Various factors may have come into play regarding Ingenico S.A.’s Dec. 19 rejection of an unsolicited, nonbinding offer.

The France-based point-of-sale terminal maker, which publicly acknowledged the $1.9 billion bid last week (see story), said in a news release the company making the offer “has not been in a position to submit a binding offer that could be accepted by the board.”

Washington, D.C.-based Danaher Corp. reportedly was the unsuccessful bidder, though Danaher representatives did not respond to a PaymentsSource request to confirm that report.

Market reaction to the declined bid sent Ingenico’s shares down 5.6% Monday, to 26.05 euros from Thursday’s closing price of 27.59 euros. Trading of Ingenico stock was halted Friday, Ingenico said.

The French government apparently also views Ingenico as a “strategic” company, according to a Reuters news services report. The report also says that Safran, a France-based defense firm partly owned by the French government and Ingenico’s largest shareholder, also wanted a minority stake in the enterprise if it were sold.

That position may make it more difficult for a foreign company to buy Ingenico, suggest analysts.

“It doesn’t seem like they outright rejected the offer,” says Gil Luria, an analyst at Los Angeles-based Wedbush Securities. “It’s not necessarily completely off the table.”

Companies such as Danaher will continue to be attracted to companies like Ingenico because of the revenue potential they offer, Luria says.

Safran’s involvement, if accurate, would be a significant factor in the bid rejection, says George Sutton, analyst at Craig-Hallum Capital Group LLC, a Minneapolis-based investment research firm. “The rejection of the bid, driven purely by Safran’s insistence of a minority stake, smacks of the same state-based logic that unwound the Potash deal a couple of months ago,” Sutton tells PaymentsSource. In November, Australian mining company BHP Billiton failed in its bid to buy Canada-based Potash Corp. because of Canadian government opposition, Agence France-Presse reports.

Despite the failed bid, Ingenico and other payments companies remain attractive targets, analysts say.

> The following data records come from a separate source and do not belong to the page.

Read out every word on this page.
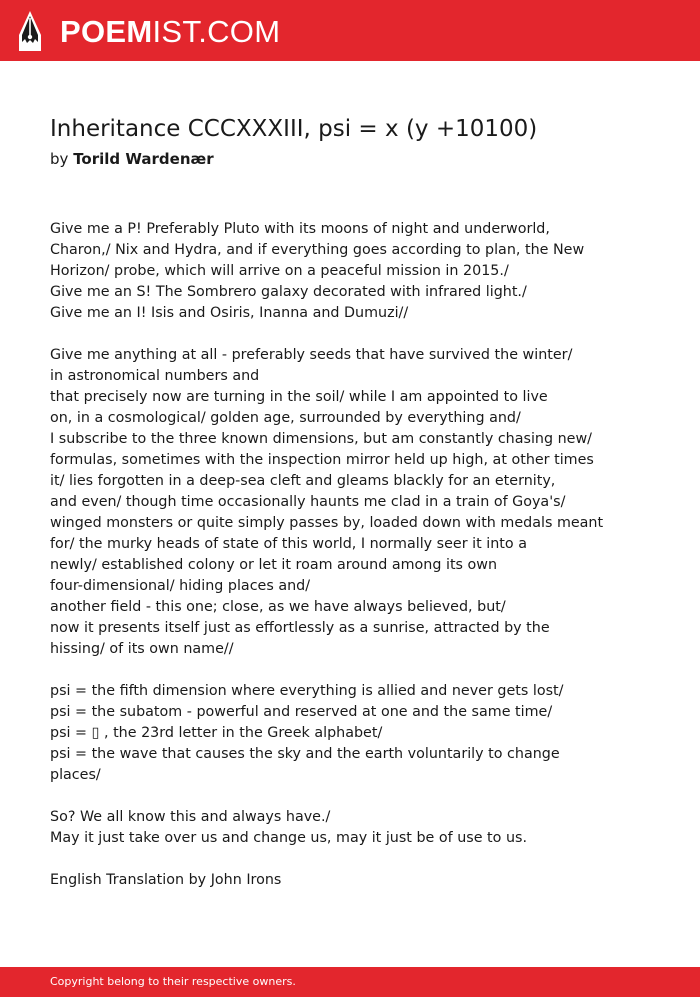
POEMIST.COM
Inheritance CCCXXXIII, psi = x (y +10100)
by Torild Wardenær
Give me a P! Preferably Pluto with its moons of night and underworld,
Charon,/ Nix and Hydra, and if everything goes according to plan, the New
Horizon/ probe, which will arrive on a peaceful mission in 2015./
Give me an S! The Sombrero galaxy decorated with infrared light./
Give me an I! Isis and Osiris, Inanna and Dumuzi//
Give me anything at all - preferably seeds that have survived the winter/
in astronomical numbers and
that precisely now are turning in the soil/ while I am appointed to live
on, in a cosmological/ golden age, surrounded by everything and/
I subscribe to the three known dimensions, but am constantly chasing new/
formulas, sometimes with the inspection mirror held up high, at other times
it/ lies forgotten in a deep-sea cleft and gleams blackly for an eternity,
and even/ though time occasionally haunts me clad in a train of Goya's/
winged monsters or quite simply passes by, loaded down with medals meant
for/ the murky heads of state of this world, I normally seer it into a
newly/ established colony or let it roam around among its own
four-dimensional/ hiding places and/
another field - this one; close, as we have always believed, but/
now it presents itself just as effortlessly as a sunrise, attracted by the
hissing/ of its own name//
psi = the fifth dimension where everything is allied and never gets lost/
psi = the subatom - powerful and reserved at one and the same time/
psi = ▯ , the 23rd letter in the Greek alphabet/
psi = the wave that causes the sky and the earth voluntarily to change
places/
So? We all know this and always have./
May it just take over us and change us, may it just be of use to us.
English Translation by John Irons
Copyright belong to their respective owners.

“As the industry consolidates, Ingenico’s position becomes even more impressive to a third party,” Sutton says. “Electronic payments continue to be a good macro growth area that any growth-minded industrial or technology company, a la Danaher, would find attractive.”

Ingenico has a strong presence in the high-growth payments industry, Luria says. “Ingenico is the global leader, at least for another nine months,” he says, alluding to the planned merger of POS terminal-making rivals VeriFone Systems Inc. and Hypercom Corp. (see story).

Conglomerates also may find a combined VeriFone-Hypercom attractive, Luria says. “Conglomerates want to diversify,” he says. “This is one way to do it.”